The notation is important here.
If ${\bf F}$ is a continuous vector field defined over a surface oriented $S$ with a unit normal vector ${\bf n}$, then the surface integral of ${\bf F}$ on $S$ is given by $$\iint_{S}{\bf F}\cdot {\rm d}{\bf S}=\iint_{S}{\bf F}\cdot {\bf n}{\rm d}S=\iint_{S}{\bf F}\cdot \frac{{\bf r}_{u}\times {\bf r}_{v}}{|{\bf r}_{u}\times {\bf r}_{v}|}{\rm d}S=\iint_{R}\left[{\bf F}({\bf r}(u,v))\cdot \frac{{\bf r}_{u}\times {\bf r}_{v}}{|{\bf r}_{u}\times {\bf r}_{v}|} \right] |{\bf r}_{u}\times {\bf r}_{v}|{\rm d}A.$$
where $S$ is defined by a vectorial function ${\bf r}(u,v)$ and $R$ is the domain of the parameter. Hence,
$$\bbox[5px,#ffd]{\iint_{S}{\bf F}\cdot {\rm d}{\bf S}=\iint_{R}{\bf F}\cdot ({\bf r}_{u}\times {\bf r}_{v}){\rm d}A}$$
Notice that $S$ is the portion of the cone $z=\sqrt{x^{2}+y^{2}}$ and is inside a cylinder $x^2+y^2=1$. Then in cylindrical coordinates the cone is $z=r$, so using parameters $r,\theta$ we have the parametrization $${\bf r}(r,\theta)=(r\cos \theta,r\sin \theta,r),\quad 0\leqslant r\leqslant 1,\quad 0\leqslant \theta \leqslant 2\pi$$
Then $${\bf r}_{r}\times {\bf r}_{\theta}=(-r\cos \theta,-r\sin \theta,r).$$
Since the $z$-coordinate is positive, then ${\bf r}_{r}\times {\bf r}_{\theta}$ which has upward orientation.

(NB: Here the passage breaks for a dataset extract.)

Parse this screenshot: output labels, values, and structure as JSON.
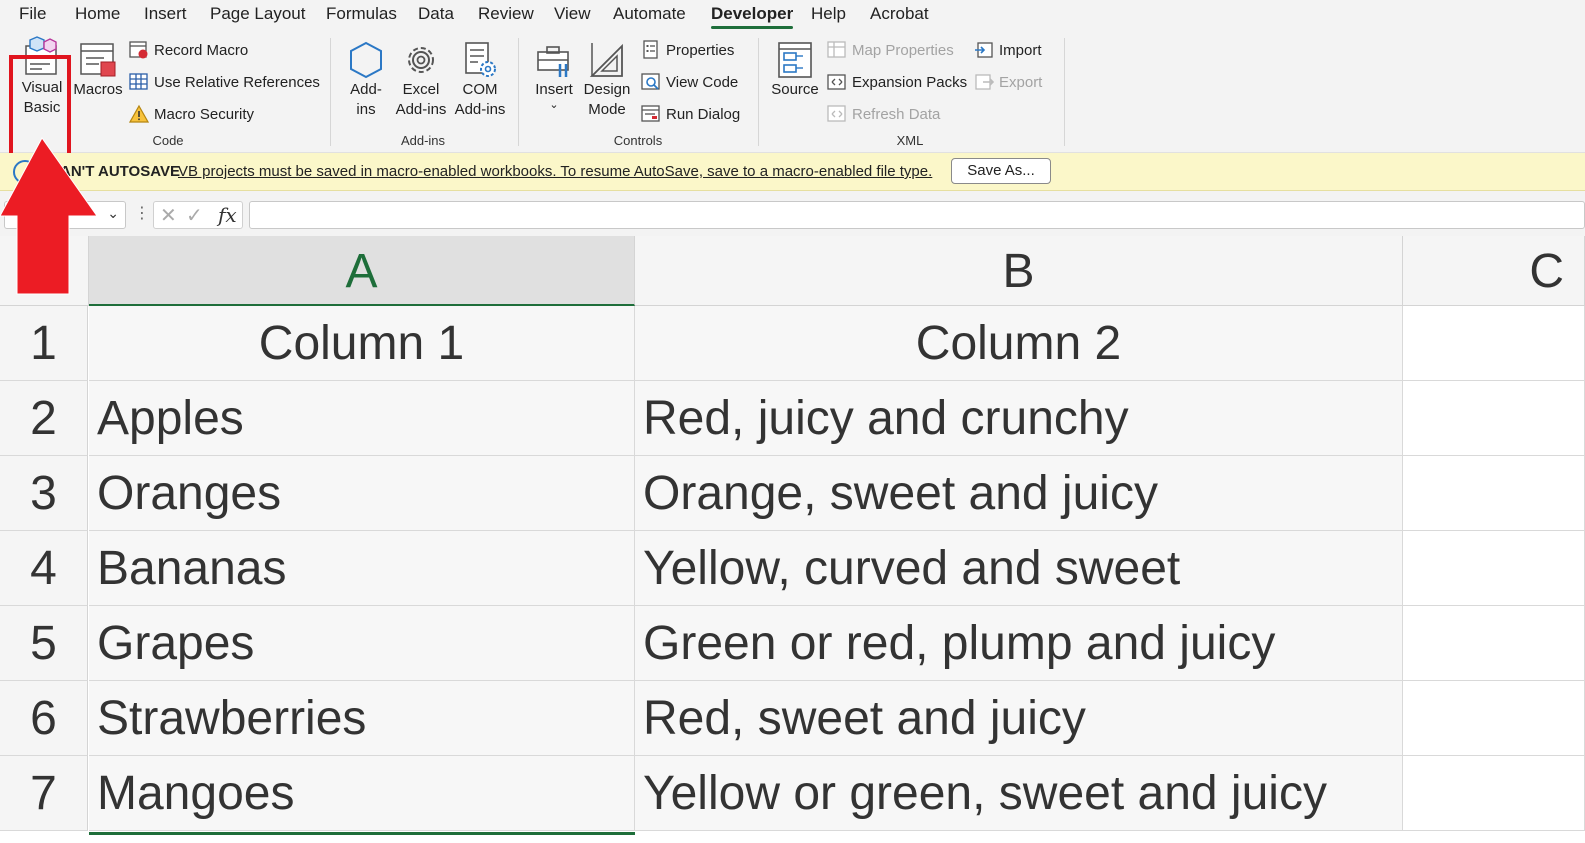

Then $${\bf F}\cdot ({\bf r}_{r}\times {\bf r}_{\theta})={\bf F}({\bf r}(r,\theta))\cdot ({\bf r}_{r}\times {\bf r}_{\theta})=(2,5,3)\cdot (-r\cos \theta,-r\sin \theta,r)=-2r\cos \theta-5r\sin \theta+3r.$$
Hence,
$$\iint_{S}{\bf F}\cdot d{\bf S}=\int_{0}^{2\pi}\int_{0}^{1}(-2r\cos \theta-5r\sin \theta+3r){\rm d}r{\rm d}\theta=3\pi$$
Therefore the answer is $3\pi$, this represents the flow of ${\bf F}$ through $S$.